Medicaid the federal-state program for the poor is the same story, says Rowland. Initially, it covered mainly people on welfare, as defined by states. Gradually, eligibility broadened. Now, children ages 6 to 18 in households under the poverty line ($22,050 for a family of four) get it. Congress also set higher limits (133 percent of the poverty line) for pregnant women and children under 6. In 1997, Congress created the State Children's Health Insurance Program (SCHIP) to expand coverage further.
Meanwhile, open-ended reimbursement by government and private insurance has ballooned health spending despite repeated pledges to "contain" costs. For example, health payments for individuals rose from less than 1 percent of federal spending in 1965 to 23 percent in 2008.
Obama would perpetuate this system. No president has spoken more forcefully about the need to control costs. Failure, he's argued, would expand federal budget deficits, raise out-of-pocket health costs and squeeze take-home pay (more compensation would go to insurance). All true. But Obama's program would do little to reduce costs and would increase spending by expanding subsidized insurance. The House legislation would cut the number of uninsured by 37 million by 2018, estimates the Congressional Budget Office. The uninsured get care now; with insurance they'd get more.
"You'd be adding a third medical entitlement on top of Medicare and Medicaid," says James Capretta, a top official at the Office of Management and Budget from 2001 to 2004.
Just imagine what the health-care debate would be like if it truly focused on controlling spending.
For starters, we wouldn't be arguing about how to "pay for" the $1 trillion or so of costs over a decade of Obama's "reform." Congress wouldn't create new benefits until it had disciplined the old. We'd be debating how to trim the $10 trillion, as estimated by the CBO, that Medicare and Medicaid will spend over the next decade, without impairing Americans' health. We'd use Medicare as a vehicle of change. Accounting for more than one-fifth of all health spending, its costs per beneficiary, now about $12,000, rose at an average annual rate of 8.5 percent a year from 1970 to 2007. (True, that's lower than the private insurers' rate of 9.7 percent. But the gap may partly reflect cost-shifting to private payers.
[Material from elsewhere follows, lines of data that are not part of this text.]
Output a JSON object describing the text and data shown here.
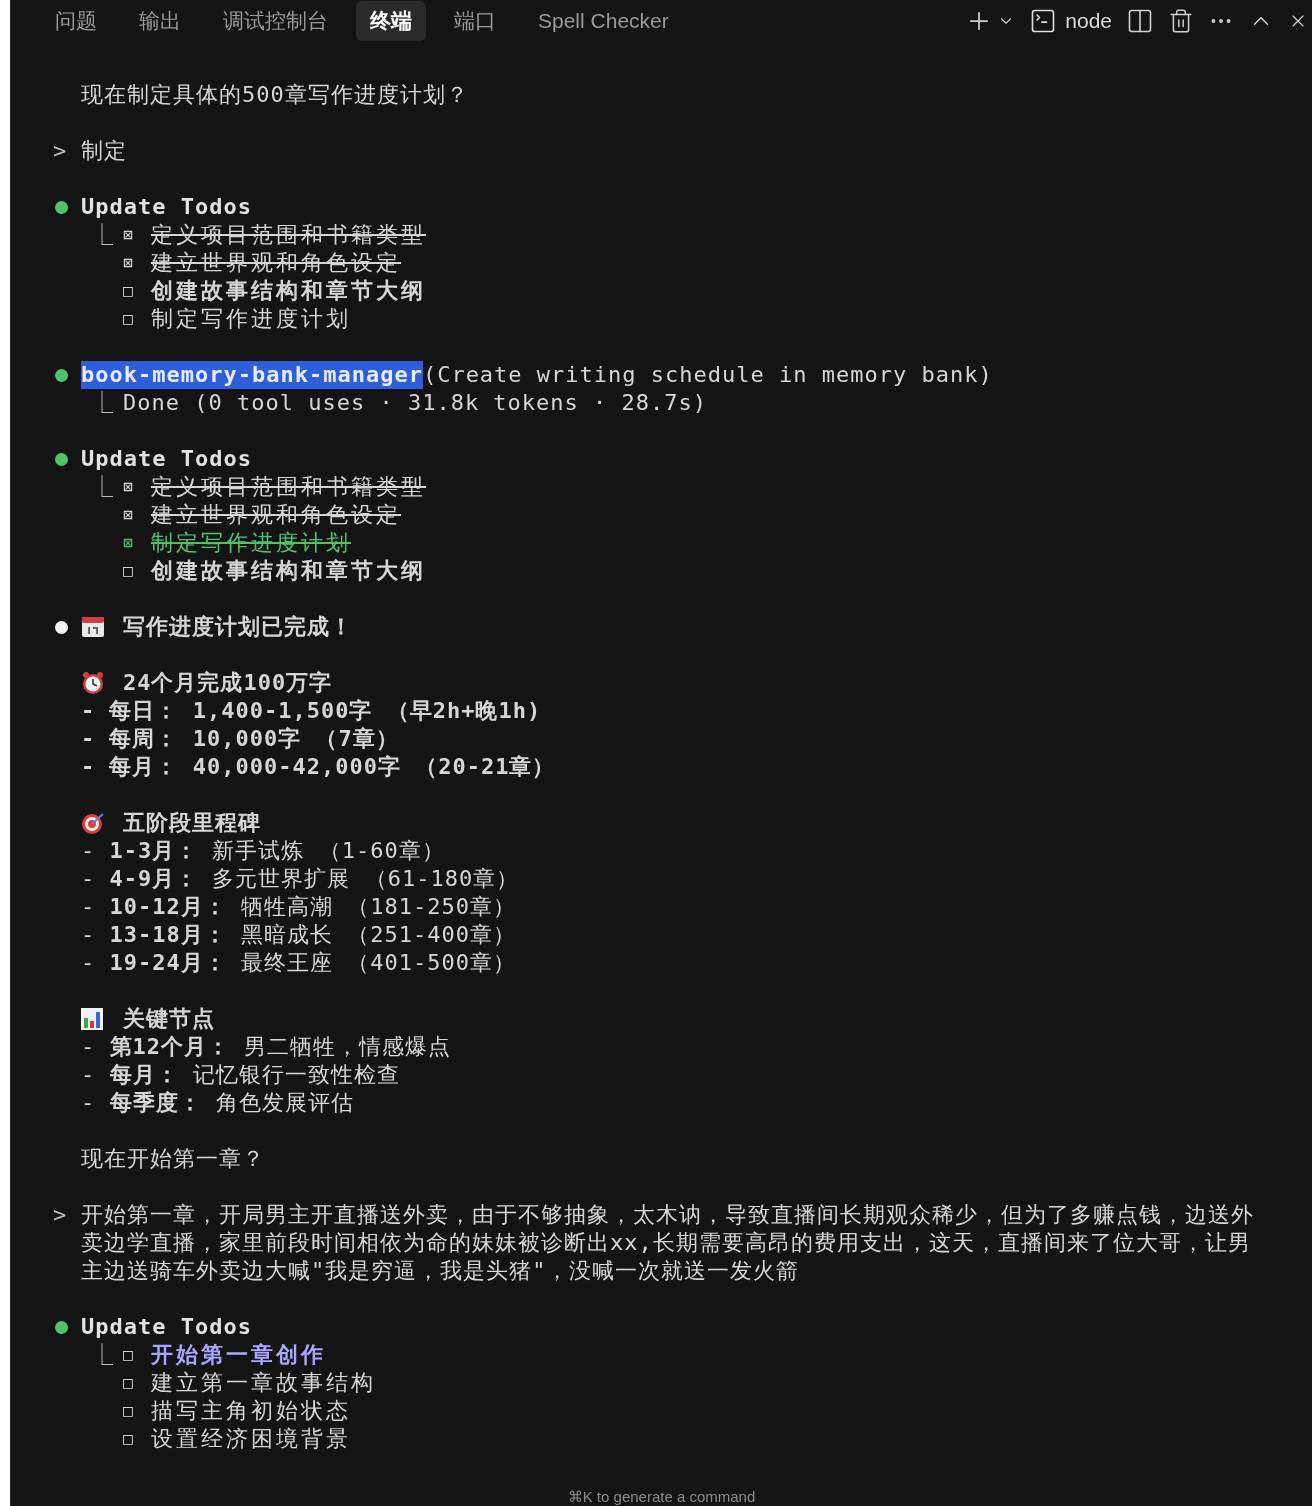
{
  "tabs": [
    {
      "label": "问题",
      "selected": false
    },
    {
      "label": "输出",
      "selected": false
    },
    {
      "label": "调试控制台",
      "selected": false
    },
    {
      "label": "终端",
      "selected": true
    },
    {
      "label": "端口",
      "selected": false
    },
    {
      "label": "Spell Checker",
      "selected": false
    }
  ],
  "toolbar": {
    "terminal_name": "node"
  },
  "blocks": [
    {
      "kind": "text",
      "text": "现在制定具体的500章写作进度计划？"
    },
    {
      "kind": "prompt",
      "marker": ">",
      "text": "制定"
    },
    {
      "kind": "todos",
      "color": "#4ec46a",
      "title": "Update Todos",
      "connector": "⎿",
      "items": [
        {
          "box": "⊠",
          "text": "定义项目范围和书籍类型",
          "checked": true,
          "current": false,
          "color": "#d6d6d6"
        },
        {
          "box": "⊠",
          "text": "建立世界观和角色设定",
          "checked": true,
          "current": false,
          "color": "#d6d6d6"
        },
        {
          "box": "□",
          "text": "创建故事结构和章节大纲",
          "checked": false,
          "current": true,
          "color": "#d6d6d6"
        },
        {
          "box": "□",
          "text": "制定写作进度计划",
          "checked": false,
          "current": false,
          "color": "#d6d6d6"
        }
      ]
    },
    {
      "kind": "tool",
      "color": "#4ec46a",
      "name": "book-memory-bank-manager",
      "highlighted": true,
      "args": "(Create writing schedule in memory bank)",
      "connector": "⎿",
      "result": "Done (0 tool uses · 31.8k tokens · 28.7s)"
    },
    {
      "kind": "todos",
      "color": "#4ec46a",
      "title": "Update Todos",
      "connector": "⎿",
      "items": [
        {
          "box": "⊠",
          "text": "定义项目范围和书籍类型",
          "checked": true,
          "current": false,
          "color": "#d6d6d6"
        },
        {
          "box": "⊠",
          "text": "建立世界观和角色设定",
          "checked": true,
          "current": false,
          "color": "#d6d6d6"
        },
        {
          "box": "⊠",
          "text": "制定写作进度计划",
          "checked": true,
          "current": false,
          "color": "#4ec46a"
        },
        {
          "box": "□",
          "text": "创建故事结构和章节大纲",
          "checked": false,
          "current": true,
          "color": "#d6d6d6"
        }
      ]
    },
    {
      "kind": "message",
      "color": "#f2f2f2",
      "heading": "写作进度计划已完成！",
      "sections": [
        {
          "title": "24个月完成100万字",
          "lines": [
            "**- 每日： 1,400-1,500字 （早2h+晚1h)**",
            "**- 每周： 10,000字 （7章）**",
            "**- 每月： 40,000-42,000字 （20-21章）**"
          ]
        },
        {
          "title": "五阶段里程碑",
          "lines": [
            "- **1-3月：** 新手试炼 （1-60章）",
            "- **4-9月：** 多元世界扩展 （61-180章）",
            "- **10-12月：** 牺牲高潮 （181-250章）",
            "- **13-18月：** 黑暗成长 （251-400章）",
            "- **19-24月：** 最终王座 （401-500章）"
          ]
        },
        {
          "title": "关键节点",
          "lines": [
            "- **第12个月：** 男二牺牲，情感爆点",
            "- **每月：** 记忆银行一致性检查",
            "- **每季度：** 角色发展评估"
          ]
        }
      ]
    },
    {
      "kind": "text",
      "text": "现在开始第一章？"
    },
    {
      "kind": "prompt",
      "marker": ">",
      "text": "开始第一章，开局男主开直播送外卖，由于不够抽象，太木讷，导致直播间长期观众稀少，但为了多赚点钱，边送外卖边学直播，家里前段时间相依为命的妹妹被诊断出xx,长期需要高昂的费用支出，这天，直播间来了位大哥，让男主边送骑车外卖边大喊\"我是穷逼，我是头猪\"，没喊一次就送一发火箭"
    },
    {
      "kind": "todos",
      "color": "#4ec46a",
      "title": "Update Todos",
      "connector": "⎿",
      "items": [
        {
          "box": "□",
          "text": "开始第一章创作",
          "checked": false,
          "current": true,
          "color": "#a9a6ff"
        },
        {
          "box": "□",
          "text": "建立第一章故事结构",
          "checked": false,
          "current": false,
          "color": "#d6d6d6"
        },
        {
          "box": "□",
          "text": "描写主角初始状态",
          "checked": false,
          "current": false,
          "color": "#d6d6d6"
        },
        {
          "box": "□",
          "text": "设置经济困境背景",
          "checked": false,
          "current": false,
          "color": "#d6d6d6"
        }
      ]
    }
  ],
  "hint": "⌘K to generate a command"
}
When Medicare restrains reimbursement rates, hospitals and doctors raise charges to private insurers.)
Medicare is so big that shifts in its practices spread to the rest of the delivery system. But changing Medicare, and through it one-sixth of the U.S. economy, requires more than a few demonstration projects of "comparative outcomes" research or economic incentives. What's needed is a fundamental restructuring. Fee-for-service medicine Medicare's dominant form of payment is outmoded. The more doctors and hospitals do, the more they get paid. This promotes fragmentation and the overuse of services.
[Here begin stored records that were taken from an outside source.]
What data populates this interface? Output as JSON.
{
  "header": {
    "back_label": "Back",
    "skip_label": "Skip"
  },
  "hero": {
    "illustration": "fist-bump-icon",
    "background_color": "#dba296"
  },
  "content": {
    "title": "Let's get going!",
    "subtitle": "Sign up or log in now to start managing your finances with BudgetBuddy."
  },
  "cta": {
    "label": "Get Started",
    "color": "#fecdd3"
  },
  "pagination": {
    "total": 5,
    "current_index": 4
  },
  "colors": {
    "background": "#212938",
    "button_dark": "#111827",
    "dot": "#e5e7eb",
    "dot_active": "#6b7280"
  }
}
We should move toward coordinated care networks that take responsibility for their members' medical needs in return for fixed annual payments (called "capitation"). One approach is through vouchers; Medicare recipients would receive a fixed amount and shop for networks with the lowest cost and highest quality. Alternatively, government could shift its reimbursement of hospitals and doctors to "capitation" payments. Limited dollars would, in theory, force improvements in efficiency and effective care.
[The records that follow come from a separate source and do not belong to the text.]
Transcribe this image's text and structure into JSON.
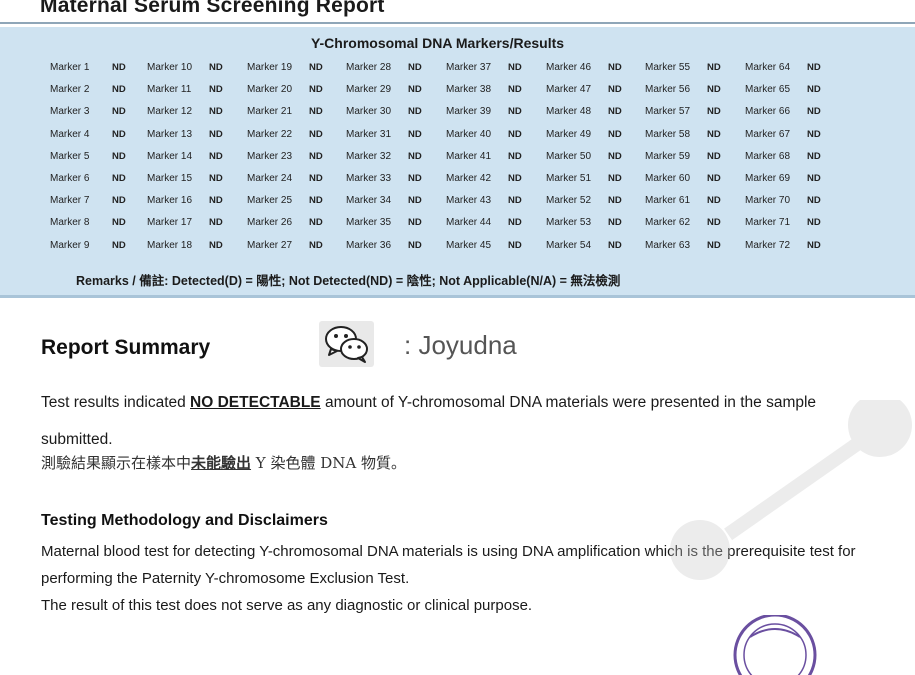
{
  "report": {
    "title": "Maternal Serum Screening Report"
  },
  "markers": {
    "title": "Y-Chromosomal DNA Markers/Results",
    "columns": [
      [
        "Marker 1",
        "Marker 2",
        "Marker 3",
        "Marker 4",
        "Marker 5",
        "Marker 6",
        "Marker 7",
        "Marker 8",
        "Marker 9"
      ],
      [
        "Marker 10",
        "Marker 11",
        "Marker 12",
        "Marker 13",
        "Marker 14",
        "Marker 15",
        "Marker 16",
        "Marker 17",
        "Marker 18"
      ],
      [
        "Marker 19",
        "Marker 20",
        "Marker 21",
        "Marker 22",
        "Marker 23",
        "Marker 24",
        "Marker 25",
        "Marker 26",
        "Marker 27"
      ],
      [
        "Marker 28",
        "Marker 29",
        "Marker 30",
        "Marker 31",
        "Marker 32",
        "Marker 33",
        "Marker 34",
        "Marker 35",
        "Marker 36"
      ],
      [
        "Marker 37",
        "Marker 38",
        "Marker 39",
        "Marker 40",
        "Marker 41",
        "Marker 42",
        "Marker 43",
        "Marker 44",
        "Marker 45"
      ],
      [
        "Marker 46",
        "Marker 47",
        "Marker 48",
        "Marker 49",
        "Marker 50",
        "Marker 51",
        "Marker 52",
        "Marker 53",
        "Marker 54"
      ],
      [
        "Marker 55",
        "Marker 56",
        "Marker 57",
        "Marker 58",
        "Marker 59",
        "Marker 60",
        "Marker 61",
        "Marker 62",
        "Marker 63"
      ],
      [
        "Marker 64",
        "Marker 65",
        "Marker 66",
        "Marker 67",
        "Marker 68",
        "Marker 69",
        "Marker 70",
        "Marker 71",
        "Marker 72"
      ]
    ],
    "result": "ND",
    "remarks": "Remarks / 備註: Detected(D) = 陽性; Not Detected(ND) = 陰性; Not Applicable(N/A) = 無法檢測"
  },
  "summary": {
    "title": "Report Summary",
    "brand": ": Joyudna",
    "text_before": "Test results indicated ",
    "text_emphasis": "NO DETECTABLE",
    "text_after": " amount of Y-chromosomal DNA materials were presented in the sample submitted.",
    "zh_before": "測驗結果顯示在樣本中",
    "zh_emphasis": "未能驗出",
    "zh_after": " Y 染色體 DNA 物質。"
  },
  "methodology": {
    "title": "Testing Methodology and Disclaimers",
    "line1": "Maternal blood test for detecting Y-chromosomal DNA materials is using DNA amplification which is the prerequisite test for performing the Paternity Y-chromosome Exclusion Test.",
    "line2": "The result of this test does not serve as any diagnostic or clinical purpose."
  },
  "icons": {
    "wechat": "wechat-icon",
    "seal": "laboratory-seal-icon",
    "watermark": "dna-watermark-icon"
  },
  "colors": {
    "panel": "#cfe3f1",
    "title_rule": "#8fa6b8"
  }
}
We're not having this debate. To engage it would require genuine presidential leadership, because, admittedly, these proposals would be hugely controversial. Medicare recipients present and future would feel threatened. Existing doctor-patient relationships might be disrupted. Spending limits would inspire fears of short-changed care. Hospitals, doctors and device manufacturers would object. Obama took a pass. He simply claims that his plan will do things it won't. What he's offering is an enlarged version of the status quo that, as he says, is already unsustainable.